Copper prices have been hurt this quarter by concerns that an impending start by the United States to scale back its bond buying could impede economic recovery and cut capital available to investors.
Adding to the liquidity jitters this month, a spike in short term lending rates China as industrial demand enters a softer season in the Q3 have only amplified worries over demand in the top two commodities consumers.
Mr Sijin Cheng analyst of Barclays in Singapore said that "It's not just a roll back of stimulus but a sense that potentially the Chinese government may be taking bigger risk than they realize by standing back and not really doing anything when the intrabank market is having a melt down."
Three month copper on the London Metal Exchange dipped to USD 6660.50 per tonne, near the 3 year low of USD 6,602 per tonne hit on June 25 before paring losses to trade barely changed at USD 6,760 per tonne by 0240 GMT.
China's central bank is squeezing funds out of the money market, forcing banks to borrow money at historic interest rate levels but the manoeuvre appears to have been calculated to have limited impact on the real economy.
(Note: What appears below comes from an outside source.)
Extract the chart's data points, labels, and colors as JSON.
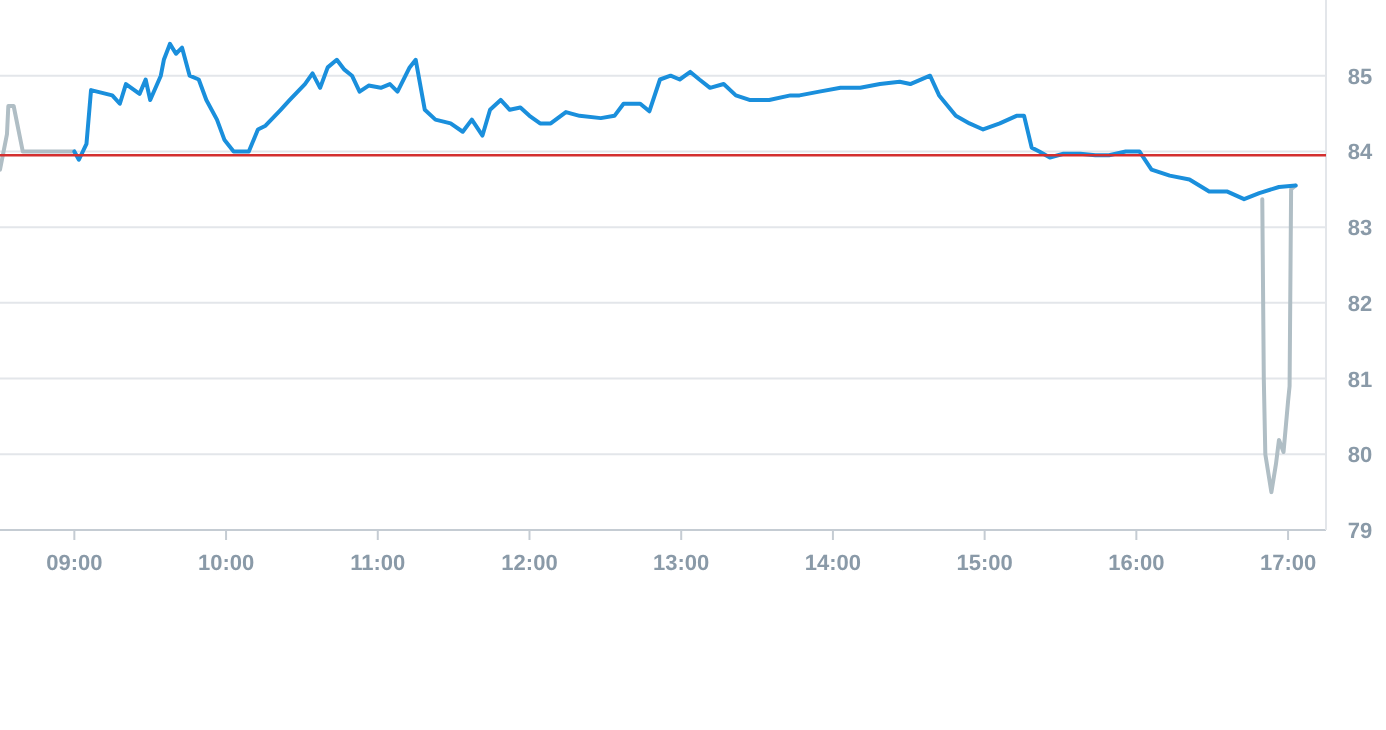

Also undermining sentiment, growth in China's vast factory sector may have stalled in June as domestic and external demand weakened boding ill for broad economic prospects in the H2. China's official Purchasing Managers' Index is due July 1st 2013. China accounts for some 40 percent of refined copper demand.
Mr Cheng said that "In terms of copper demand we're entering a season of relative softness in China. From China side I see copper more likely to soften sequentially rather than strengthen. The most traded October copper contract on the Shanghai Futures Exchange reversed early losses to trade at CNY 48,670 per tonne up 0.23%.”